How to write vectorized functions in MATLAB

Update 2 (to address your updated question)

MATLAB is optimized to work well with arrays. Once you get used to it, it is actually really nice to just have to type one line and have MATLAB do the full 4D looping stuff itself without having to worry about it. MATLAB is often used for prototyping / one-off calculations, so it makes sense to save time for the person coding, and giving up some of C[++|#]'s flexibility.

This is why MATLAB internally does some loops really well - often by coding them as a compiled function.

The code snippet you give doesn't really contain the relevant line of code which does the main work, namely

% Sort along given dimension
x = sort(x,dim);

In other words, the code you show only needs to access the median values by their correct index in the now-sorted multi-dimensional array x (which doesn't take much time). The actual work accessing all array elements was done by sort, which is a built-in (i.e. compiled and highly optimized) function.

Original answer (about how to built your own fast functions working on arrays)

There are actually quite a few built-ins that take a dimension parameter: min(stack, [], n), max(stack, [], n), mean(stack, n), std(stack, [], n), median(stack,n), sum(stack, n)... together with the fact that other built-in functions like exp(), sin() automatically work on each element of your whole array (i.e. sin(stack) automatically does four nested loops for you if stack is 4D), you can built up a lot of functions that you might need just be relying on the existing built-ins.

If this is not enough for a particular case you should have a look at repmat, bsxfun, arrayfun and accumarray which are very powerful functions for doing things "the MATLAB way". Just search on SO for questions (or rather answers) using one of these, I learned a lot about MATLABs strong points that way.

As an example, say you wanted to implement the p-norm of stack along dimension n, you could write

function result=pnorm(stack, p, n)
result=sum(stack.^p,n)^(1/p);

... where you effectively reuse the "which-dimension-capability" of sum.

Update

As Max points out in the comments, also have a look at the colon operator (:) which is a very powerful tool for selecting elements from an array (or even changing it shape, which is more generally done with reshape).

In general, have a look at the section Array Operations in the help - it contains repmat et al. mentioned above, but also cumsum and some more obscure helper functions which you should use as building blocks.
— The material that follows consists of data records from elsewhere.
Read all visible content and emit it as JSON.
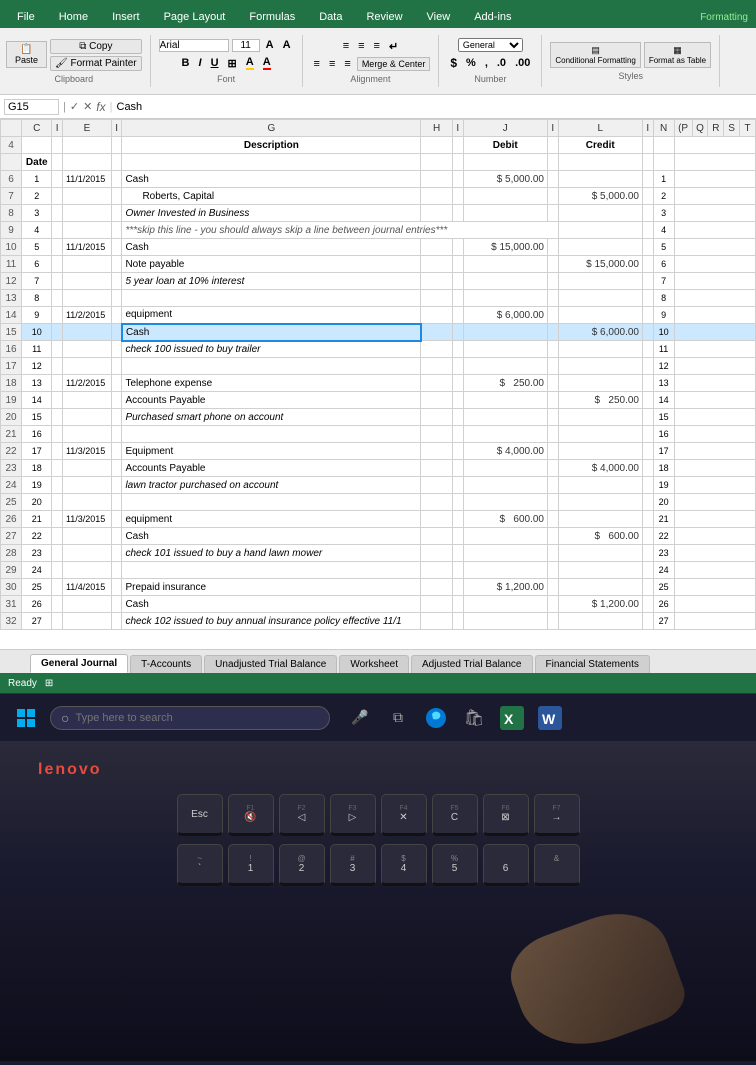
{
  "ribbon": {
    "tabs": [
      "File",
      "Home",
      "Insert",
      "Page Layout",
      "Formulas",
      "Data",
      "Review",
      "View",
      "Add-ins"
    ],
    "active_tab": "Home",
    "clipboard_group": "Clipboard",
    "paste_label": "Paste",
    "copy_label": "Copy",
    "format_painter_label": "Format Painter",
    "font_group": "Font",
    "font_name": "Arial",
    "font_size": "11",
    "bold": "B",
    "italic": "I",
    "underline": "U",
    "alignment_group": "Alignment",
    "merge_center_label": "Merge & Center",
    "number_group": "Number",
    "dollar_label": "$",
    "percent_label": "%",
    "number_format_label": "General",
    "conditional_label": "Conditional Formatting",
    "format_as_table": "Format as Table",
    "formatting_label": "Formatting"
  },
  "formula_bar": {
    "cell_ref": "G15",
    "formula_content": "Cash",
    "fx": "fx"
  },
  "col_headers": [
    "C",
    "I",
    "E",
    "I",
    "G",
    "H",
    "I",
    "J",
    "I",
    "L",
    "I",
    "N",
    "(P",
    "Q",
    "R",
    "S",
    "T"
  ],
  "header_row": {
    "row": "4",
    "date": "Date",
    "description": "Description",
    "debit": "Debit",
    "credit": "Credit"
  },
  "rows": [
    {
      "row": "4",
      "num": "",
      "date": "Date",
      "desc": "Description",
      "debit": "Debit",
      "credit": "Credit",
      "is_header": true
    },
    {
      "row": "6",
      "num": "1",
      "date": "11/1/2015",
      "desc": "Cash",
      "debit": "$ 5,000.00",
      "credit": "",
      "right_num": "1"
    },
    {
      "row": "7",
      "num": "2",
      "date": "",
      "desc": "Roberts, Capital",
      "debit": "",
      "credit": "$ 5,000.00",
      "right_num": "2",
      "indent": true
    },
    {
      "row": "8",
      "num": "3",
      "date": "",
      "desc": "Owner Invested in Business",
      "debit": "",
      "credit": "",
      "right_num": "3",
      "italic": true
    },
    {
      "row": "9",
      "num": "4",
      "date": "",
      "desc": "***skip this line - you should always skip a line between journal entries***",
      "debit": "",
      "credit": "",
      "right_num": "4",
      "note": true
    },
    {
      "row": "10",
      "num": "5",
      "date": "11/1/2015",
      "desc": "Cash",
      "debit": "$ 15,000.00",
      "credit": "",
      "right_num": "5"
    },
    {
      "row": "11",
      "num": "6",
      "date": "",
      "desc": "Note payable",
      "debit": "",
      "credit": "$ 15,000.00",
      "right_num": "6"
    },
    {
      "row": "12",
      "num": "7",
      "date": "",
      "desc": "5 year loan at 10% interest",
      "debit": "",
      "credit": "",
      "right_num": "7",
      "italic": true
    },
    {
      "row": "13",
      "num": "8",
      "date": "",
      "desc": "",
      "debit": "",
      "credit": "",
      "right_num": "8"
    },
    {
      "row": "14",
      "num": "9",
      "date": "11/2/2015",
      "desc": "equipment",
      "debit": "$ 6,000.00",
      "credit": "",
      "right_num": "9"
    },
    {
      "row": "15",
      "num": "10",
      "date": "",
      "desc": "Cash",
      "debit": "",
      "credit": "$ 6,000.00",
      "right_num": "10",
      "selected": true
    },
    {
      "row": "16",
      "num": "11",
      "date": "",
      "desc": "check 100 issued to buy trailer",
      "debit": "",
      "credit": "",
      "right_num": "11",
      "italic": true
    },
    {
      "row": "17",
      "num": "12",
      "date": "",
      "desc": "",
      "debit": "",
      "credit": "",
      "right_num": "12"
    },
    {
      "row": "18",
      "num": "13",
      "date": "11/2/2015",
      "desc": "Telephone expense",
      "debit": "$ 250.00",
      "credit": "",
      "right_num": "13"
    },
    {
      "row": "19",
      "num": "14",
      "date": "",
      "desc": "Accounts Payable",
      "debit": "",
      "credit": "$ 250.00",
      "right_num": "14"
    },
    {
      "row": "20",
      "num": "15",
      "date": "",
      "desc": "Purchased smart phone on account",
      "debit": "",
      "credit": "",
      "right_num": "15",
      "italic": true
    },
    {
      "row": "21",
      "num": "16",
      "date": "",
      "desc": "",
      "debit": "",
      "credit": "",
      "right_num": "16"
    },
    {
      "row": "22",
      "num": "17",
      "date": "11/3/2015",
      "desc": "Equipment",
      "debit": "$ 4,000.00",
      "credit": "",
      "right_num": "17"
    },
    {
      "row": "23",
      "num": "18",
      "date": "",
      "desc": "Accounts Payable",
      "debit": "",
      "credit": "$ 4,000.00",
      "right_num": "18"
    },
    {
      "row": "24",
      "num": "19",
      "date": "",
      "desc": "lawn tractor purchased on account",
      "debit": "",
      "credit": "",
      "right_num": "19",
      "italic": true
    },
    {
      "row": "25",
      "num": "20",
      "date": "",
      "desc": "",
      "debit": "",
      "credit": "",
      "right_num": "20"
    },
    {
      "row": "26",
      "num": "21",
      "date": "11/3/2015",
      "desc": "equipment",
      "debit": "$ 600.00",
      "credit": "",
      "right_num": "21"
    },
    {
      "row": "27",
      "num": "22",
      "date": "",
      "desc": "Cash",
      "debit": "",
      "credit": "$ 600.00",
      "right_num": "22"
    },
    {
      "row": "28",
      "num": "23",
      "date": "",
      "desc": "check 101 issued to buy a hand lawn mower",
      "debit": "",
      "credit": "",
      "right_num": "23",
      "italic": true
    },
    {
      "row": "29",
      "num": "24",
      "date": "",
      "desc": "",
      "debit": "",
      "credit": "",
      "right_num": "24"
    },
    {
      "row": "30",
      "num": "25",
      "date": "11/4/2015",
      "desc": "Prepaid insurance",
      "debit": "$ 1,200.00",
      "credit": "",
      "right_num": "25"
    },
    {
      "row": "31",
      "num": "26",
      "date": "",
      "desc": "Cash",
      "debit": "",
      "credit": "$ 1,200.00",
      "right_num": "26"
    },
    {
      "row": "32",
      "num": "27",
      "date": "",
      "desc": "check 102 issued to buy annual insurance policy effective 11/1",
      "debit": "",
      "credit": "",
      "right_num": "27",
      "italic": true
    }
  ],
  "sheet_tabs": [
    "General Journal",
    "T-Accounts",
    "Unadjusted Trial Balance",
    "Worksheet",
    "Adjusted Trial Balance",
    "Financial Statements"
  ],
  "active_sheet": "General Journal",
  "status_bar": {
    "ready": "Ready"
  },
  "taskbar": {
    "search_placeholder": "Type here to search",
    "windows_icon": "⊞",
    "search_icon": "○"
  },
  "keyboard": {
    "row1": [
      {
        "main": "Esc"
      },
      {
        "top": "F1",
        "main": "🔇"
      },
      {
        "top": "F2",
        "main": "◁"
      },
      {
        "top": "F3",
        "main": "▷"
      },
      {
        "top": "F4",
        "main": "✕"
      },
      {
        "top": "F5",
        "main": "C"
      },
      {
        "top": "F6",
        "main": "⊠"
      },
      {
        "top": "F7",
        "main": "→"
      }
    ],
    "row2": [
      {
        "top": "~",
        "main": "`"
      },
      {
        "top": "!",
        "main": "1"
      },
      {
        "top": "@",
        "main": "2"
      },
      {
        "top": "#",
        "main": "3"
      },
      {
        "top": "$",
        "main": "4"
      },
      {
        "top": "%",
        "main": "5"
      },
      {
        "top": "",
        "main": "6"
      },
      {
        "top": "&",
        "main": ""
      }
    ],
    "lenovo_brand": "lenovo"
  }
}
Could you explain to me that why is this code so effective compared to the simple nested loops? It has nested loops just like the other function.

The problem with nested loops is not the nested loops themselves. It's the operations you perform inside.

Each function call (especially to a non-built-in function) generates a little bit of overhead; more so if the function performs e.g. error checking that takes the same amount of time regardless of input size. Thus, if a function has only a 1 ms overhead, if you call it 1000 times, you will have wasted a second. If you can call it once to perform a vectorized calculation, you pay overhead only once.

Furthermore, the JIT compiler (pdf) can help vectorize simple for-loops, where you, for example, only perform basic arithmetic operations. Thus, the loops with simple calculations in your post are sped up by a lot, while the loops calling median are not.


Vectorization

In addition to whats already been said, you should also understand that vectorization involves parallelization, i.e. performing concurrent operations on data as opposed to sequential execution (think SIMD instructions), and even taking advantage of threads and multiprocessors in some cases...

MEX-files

Now although the "interpreted vs. compiled" point has already been argued, no one mentioned that you can extend MATLAB by writing MEX-files, which are compiled executables written in C, that can be called directly as normal function from inside MATLAB. This allows you to implement performance-critical parts using a lower-level language like C.

Column-major order

Finally, when trying to optimize some code, always remember that MATLAB stores matrices in column-major order. Accessing elements in that order can yield significant improvements compared to other arbitrary orders.

For example, in your previous linked question, you were computing the median of set of stacked images along some dimension. Now the order in which those dimensions are ordered greatly affect the performance. Illustration:

%# sequence of 10 images
fPath = fullfile(matlabroot,'toolbox','images','imdemos');
files = dir( fullfile(fPath,'AT3_1m4_*.tif') );
files = strcat(fPath,{filesep},{files.name}');      %'

I = imread( files{1} );

%# stacked images along the 1st dimension: [numImages H W RGB]
stack1 = zeros([numel(files) size(I) 3], class(I));
for i=1:numel(files)
    I = imread( files{i} );
    stack1(i,:,:,:) = repmat(I, [1 1 3]);   %# grayscale to RGB
end

%# stacked images along the 4th dimension: [H W RGB numImages]
stack4 = permute(stack1, [2 3 4 1]);

%# compute median image from each of these two stacks
tic, m1 = squeeze( median(stack1,1) ); toc
tic, m4 = median(stack4,4); toc
isequal(m1,m4)

The timing difference was huge:

Elapsed time is 0.257551 seconds.     %# stack1
Elapsed time is 17.405075 seconds.    %# stack4